CeMAS study: Q vadis? The spread of QAnon in the German-speaking world


Berlin, 31 March 2022

A new study carried out by Berlin-based Center for Analysis, Strategy and Monitoring (CeMAS) has found that conspiracy theories are fuelled by global crises. During recent crises such as the COVID-19 pandemic, or the war in Ukraine, the QAnon movement has thrived, twisting conspiracy narratives to ensure their ideology resonates with a larger portion of the population, instrumentalising tragedy to fuel their own popularity.

Some hoped that Donald Trump’s election defeat in 2020 would also bring about the end of QAnon, yet belief in the conspiracy is still on the rise and has managed to both expand and establish itself in German-speaking countries. There are indicators that the German-language sphere forms the largest space of resonance for QAnon conspiracy narratives after the USA. This is the central conclusion reached by CeMAS in their study, "Q vadis? The spread of QAnon in the German-speaking world". The study contains representative data established via a survey, that demonstrates both the spread and resonance of QAnon conspiracy narratives. This data is supplemented by an analysis of the reach of German-speaking channels and groups on Telegram that fall within the QAnon spectrum.

The following key findings emerged from the study:

  • More than one in ten people in Germany agree with QAnon conspiracy narratives. Just under nine percent in Germany and six percent in Austria said they had actually read very much about QAnon. Nevertheless, the conspiracy narratives from the QAnon milieu find approval in society: among the 1,970 respondents in Germany, 12.4 percent agree more or less strongly with QAnon conspiracy narratives. Austria shows higher approval ratings: of the 1,012 respondents, 16.2 percent at least partially agree with QAnon conspiracy narratives.
  • AfD and FPÖ voters in particular, are more likely to believe in QAnon conspiracy narratives. In Germany, almost 44 percent of the AfD voters surveyed (tend to) agree with QAnon conspiracy narratives. In contrast, conspiracy narratives are clearly rejected among all other voter groups - from 91 percent for the Left Party to 96.3 percent for the Greens. A similar pattern can be seen in Austria: 46.1 per cent of FPÖ voters and 32 per cent of MFG voters agree with QAnon conspiracy narratives; among voters of the other parties, where these statements are rejected by at least 90 per cent.
  • Almost half of the currently unvaccinated people in Germany and Austria believe to some extent in QAnon conspiracy narratives. 46 percent of the unvaccinated agree at least partially with central conspiracy narratives of the QAnon sphere, while only 8.7 percent of people who have received at least one vaccination against Covid19 agree with such narratives. In Austria, similar ratios can be seen: Approval ratings of 41.1 percent among unvaccinated people in contrast to 11.4 percent among people who have been vaccinated.
  • QAnon content continues to be very popular on Telegram: messages reach hundreds of thousands of accounts in German-speaking countries every day. In total, more than 115 QAnon channels with at least 1,000 subscribers could be identified. Six channels even have more than 100,000 subscribers, some of whom were acquired within the last year. In 84 QAnon groups, more than 8.3 million messages were exchanged in 2021.
  • Global crises fuel the QAnon movement. At the start of the Covid19 pandemic, QAnon experienced enormous growth in membership and reach in German-speaking countries. Josef Holnburger reminds us that other catastrophic event can also act as a catalyst; "with the invasion of Ukraine, we are seeing a wider reach of the scene again. Every catastrophe is used to spread their narratives of a global, supposed conspiracy - in their final analysis, the milieu around QAnon wishes for war and chaos".
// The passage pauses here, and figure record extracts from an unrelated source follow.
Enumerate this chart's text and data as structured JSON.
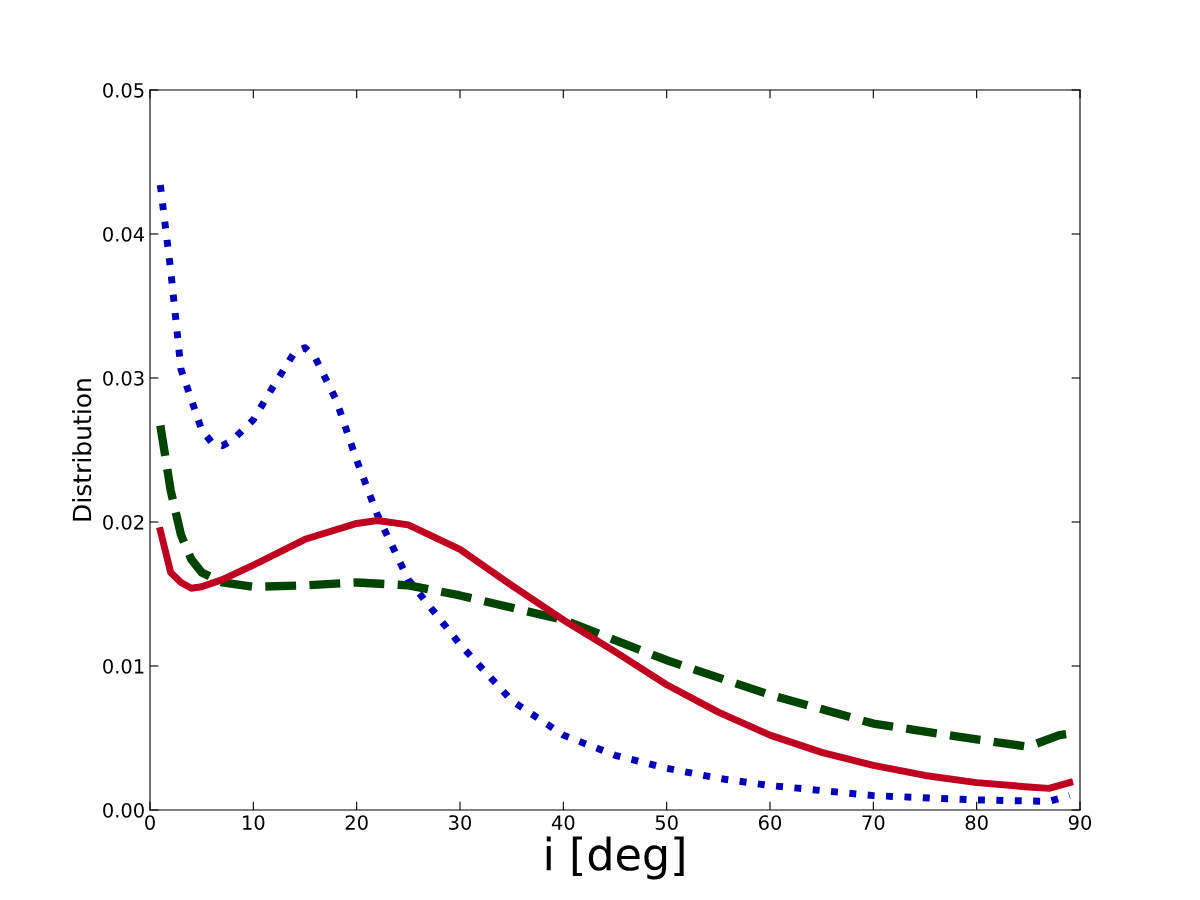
{
  "chart_data": {
    "type": "line",
    "xlabel": "i [deg]",
    "ylabel": "Distribution",
    "xlim": [
      0,
      90
    ],
    "ylim": [
      0,
      0.05
    ],
    "xticks": [
      0,
      10,
      20,
      30,
      40,
      50,
      60,
      70,
      80,
      90
    ],
    "yticks": [
      {
        "value": 0,
        "label": "0.00"
      },
      {
        "value": 0.01,
        "label": "0.01"
      },
      {
        "value": 0.02,
        "label": "0.02"
      },
      {
        "value": 0.03,
        "label": "0.03"
      },
      {
        "value": 0.04,
        "label": "0.04"
      },
      {
        "value": 0.05,
        "label": "0.05"
      }
    ],
    "grid": false,
    "legend": false,
    "series": [
      {
        "color": "#0000bb",
        "line_style": "dotted",
        "x": [
          1,
          2,
          3,
          4,
          5,
          6,
          7,
          8,
          10,
          12,
          14,
          15,
          16,
          18,
          20,
          22,
          25,
          30,
          35,
          40,
          45,
          50,
          55,
          60,
          70,
          80,
          87,
          89
        ],
        "values": [
          0.0434,
          0.0375,
          0.0306,
          0.0285,
          0.0264,
          0.0255,
          0.0253,
          0.0257,
          0.0271,
          0.0295,
          0.0318,
          0.0321,
          0.0314,
          0.0285,
          0.0243,
          0.0205,
          0.016,
          0.0115,
          0.0076,
          0.0052,
          0.0038,
          0.0029,
          0.0022,
          0.0017,
          0.001,
          0.0007,
          0.0006,
          0.001
        ]
      },
      {
        "color": "#004400",
        "line_style": "dashed",
        "x": [
          1,
          2,
          3,
          4,
          5,
          7,
          10,
          15,
          20,
          25,
          30,
          40,
          50,
          60,
          70,
          80,
          85,
          88,
          89
        ],
        "values": [
          0.0267,
          0.0222,
          0.0191,
          0.0174,
          0.0165,
          0.0158,
          0.0155,
          0.0156,
          0.0158,
          0.0156,
          0.0149,
          0.0132,
          0.0104,
          0.008,
          0.006,
          0.0049,
          0.0044,
          0.0052,
          0.0053
        ]
      },
      {
        "color": "#c00020",
        "line_style": "solid",
        "x": [
          1,
          2,
          3,
          4,
          5,
          7,
          10,
          15,
          20,
          22,
          25,
          30,
          35,
          40,
          45,
          50,
          55,
          60,
          65,
          70,
          75,
          80,
          85,
          87,
          89
        ],
        "values": [
          0.0194,
          0.0165,
          0.0158,
          0.0154,
          0.0155,
          0.016,
          0.017,
          0.0188,
          0.0199,
          0.0201,
          0.0198,
          0.0181,
          0.0156,
          0.0132,
          0.011,
          0.0087,
          0.0068,
          0.0052,
          0.004,
          0.0031,
          0.0024,
          0.0019,
          0.0016,
          0.0015,
          0.0019
        ]
      }
    ]
  }
}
Pia Lamberty, CeMAS, explains the significance of the results; "Society must learn its lessons from the pandemic: Conspiracy narratives and disinformation are not only a challenge in managing crises, but an attack on democratic values".

Even though QAnon conspiracy narratives themselves may seem absurd, it is important not to underestimate the danger posed by them. "Anti-democratic voices must always be contradicted and social boundaries of what can be said must be clearly named and outlined. On the one hand, this includes exposing disinformation and conspiracy ideologies, denouncing them and taking action against them. On the other hand, this includes combating racism and anti-Semitism, which often try to hide under the guise of freedom of expression," says Andreas Eberhardt, CEO of The Alfred Landecker Foundation, which has supported CeMAS since its founding.

About the methodology of the study

In this study, a representative sample of the German and Austrian population was asked about their attitudes and behaviour. The focus of the survey was on conspiracy narratives. The recruitment of participants was planned in such a way that the sample reflected the distribution in the overall population according to key parameters such as age, gender and federal state. The survey was conducted online by the market research institute Bilendi & respondi between 17 January 2022 and 22 January 2022. In total, the data of 1,970 people in Germany and 1,012 people in Austria was evaluated. The survey was supplemented by an analysis of the digital QAnon networks and their reach on the Telegram platform. For this purpose, 115 channels and 84 groups were identified and evaluated.